Esta tarea es bastante común y, a veces, puede resultar compleja. Sin embargo, incluso un abeto silvestre que ha sido trasplantado a un jardín puede tener su crecimiento restringido. Es esencial llevar a cabo podas anuales de manera rigurosa. No se debe omitir ninguna temporada, ni un solo tratamiento. Esto es particularmente eficaz si se comienza a moldear el crecimiento en un abeto joven; un árbol ya adulto no responde de la misma manera. Si solo se corta la parte superior del árbol, pronto se desarrollará una nueva copa sobre este. Las ramas que quedan por debajo del corte tenderán a elevarse, llegando a comportarse como árboles casi independientes, que competirán entre sí, pero esto no generará un resultado positivo. A nivel estético, el árbol perderá su apariencia atractiva.

Una poda severa de las ramas laterales tampoco resolverá el problema. Cerca del tronco, el abeto presenta una zona denotada como “muerta”, donde las agujas se caen y no aparecen nuevos brotes. ¿Qué se puede hacer? La solución puede ser simplemente un recorte. Este consiste en acortar uniformemente el crecimiento anual de todas las ramas. Comúnmente, se corta un tercio o dos tercios de los brotes. Sin embargo, es fundamental que durante una poda no se elimine más de un tercio de todas las ramas, ya que esto podría poner al árbol en tensión. Existe una técnica más complicada que consiste en mantener la forma de crecimiento natural, formando el abeto al estilo bonsái. Esto, sin embargo, requiere habilidad.

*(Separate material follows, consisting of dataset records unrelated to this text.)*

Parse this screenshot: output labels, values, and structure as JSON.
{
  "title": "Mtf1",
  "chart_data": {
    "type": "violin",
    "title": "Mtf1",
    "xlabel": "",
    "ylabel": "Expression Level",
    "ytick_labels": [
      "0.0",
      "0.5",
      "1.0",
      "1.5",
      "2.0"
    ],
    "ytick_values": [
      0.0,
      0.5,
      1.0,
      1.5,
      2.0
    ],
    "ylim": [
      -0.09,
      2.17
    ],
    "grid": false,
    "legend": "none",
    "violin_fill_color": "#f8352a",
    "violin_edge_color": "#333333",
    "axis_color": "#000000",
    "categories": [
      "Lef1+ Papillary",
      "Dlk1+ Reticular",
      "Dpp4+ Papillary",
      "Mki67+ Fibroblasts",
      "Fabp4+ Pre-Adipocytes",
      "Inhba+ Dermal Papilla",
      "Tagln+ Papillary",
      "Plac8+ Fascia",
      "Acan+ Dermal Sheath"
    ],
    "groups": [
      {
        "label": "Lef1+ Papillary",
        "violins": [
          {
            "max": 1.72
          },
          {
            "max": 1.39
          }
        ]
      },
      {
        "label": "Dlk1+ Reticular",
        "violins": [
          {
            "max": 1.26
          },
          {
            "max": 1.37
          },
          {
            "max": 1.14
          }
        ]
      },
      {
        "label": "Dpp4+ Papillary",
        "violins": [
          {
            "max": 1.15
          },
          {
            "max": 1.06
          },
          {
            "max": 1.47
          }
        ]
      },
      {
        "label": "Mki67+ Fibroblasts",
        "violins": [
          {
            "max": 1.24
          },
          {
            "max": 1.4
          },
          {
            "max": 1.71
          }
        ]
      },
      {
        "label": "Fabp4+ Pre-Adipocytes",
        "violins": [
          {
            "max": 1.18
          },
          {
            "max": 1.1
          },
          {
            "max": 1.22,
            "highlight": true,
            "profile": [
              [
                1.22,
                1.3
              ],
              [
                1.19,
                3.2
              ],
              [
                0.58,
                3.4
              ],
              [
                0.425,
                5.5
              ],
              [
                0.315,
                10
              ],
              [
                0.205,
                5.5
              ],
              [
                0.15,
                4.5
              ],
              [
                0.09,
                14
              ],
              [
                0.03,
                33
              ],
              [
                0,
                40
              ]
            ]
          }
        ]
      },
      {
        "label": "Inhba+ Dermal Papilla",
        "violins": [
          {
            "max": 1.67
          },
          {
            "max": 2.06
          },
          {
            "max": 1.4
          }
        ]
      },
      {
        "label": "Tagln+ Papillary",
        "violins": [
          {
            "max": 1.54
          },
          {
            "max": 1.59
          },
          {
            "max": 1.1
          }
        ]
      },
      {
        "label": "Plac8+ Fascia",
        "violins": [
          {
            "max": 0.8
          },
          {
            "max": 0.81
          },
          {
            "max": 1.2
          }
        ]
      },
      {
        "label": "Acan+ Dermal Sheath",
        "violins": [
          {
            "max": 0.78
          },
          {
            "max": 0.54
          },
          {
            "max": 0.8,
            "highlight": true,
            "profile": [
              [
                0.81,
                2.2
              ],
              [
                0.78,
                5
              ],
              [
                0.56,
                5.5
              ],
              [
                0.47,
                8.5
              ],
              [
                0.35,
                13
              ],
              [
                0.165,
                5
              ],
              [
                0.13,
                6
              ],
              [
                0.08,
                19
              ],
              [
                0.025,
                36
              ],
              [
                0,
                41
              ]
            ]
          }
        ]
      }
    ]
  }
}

Si se desea controlar el crecimiento mediante la poda, lo ideal es comenzar a finales de verano. Este aspecto es crucial, ya que los cortes deben tener el tiempo necesario para cicatrizar antes de que lleguen las heladas. Tras el invierno, se puede continuar con la poda, siempre y cuando se detenga cuando las yemas comiencen a despertar.

La contención del crecimiento suele asociarse a una poda más profunda y radical. Esta técnica propiciará un aumento en la ramificación, generando una “capa” verde en el árbol. No obstante, esta poda también tiene sus desventajas: se perderá la forma escalonada típica de la copa en los abetos. En el caso de los bonsáis, esto es aún más complicado, ya que requiere el uso de tijeras de podar y pellizcos manuales, es decir, cada rama de abeto necesita un tratamiento individual. En general, los expertos sugieren caution al trasplantar un abeto silvestre, ya que su crecimiento requerirá un control más intensivo, y la estética, así como la pulcritud que exhiben las variedades ornamentales, son difíciles de replicar.

Es fundamental monitorear el crecimiento de un árbol desde el inicio; ya sea mediante tablas profesionales o mediante podas regulares y bien ejecutadas.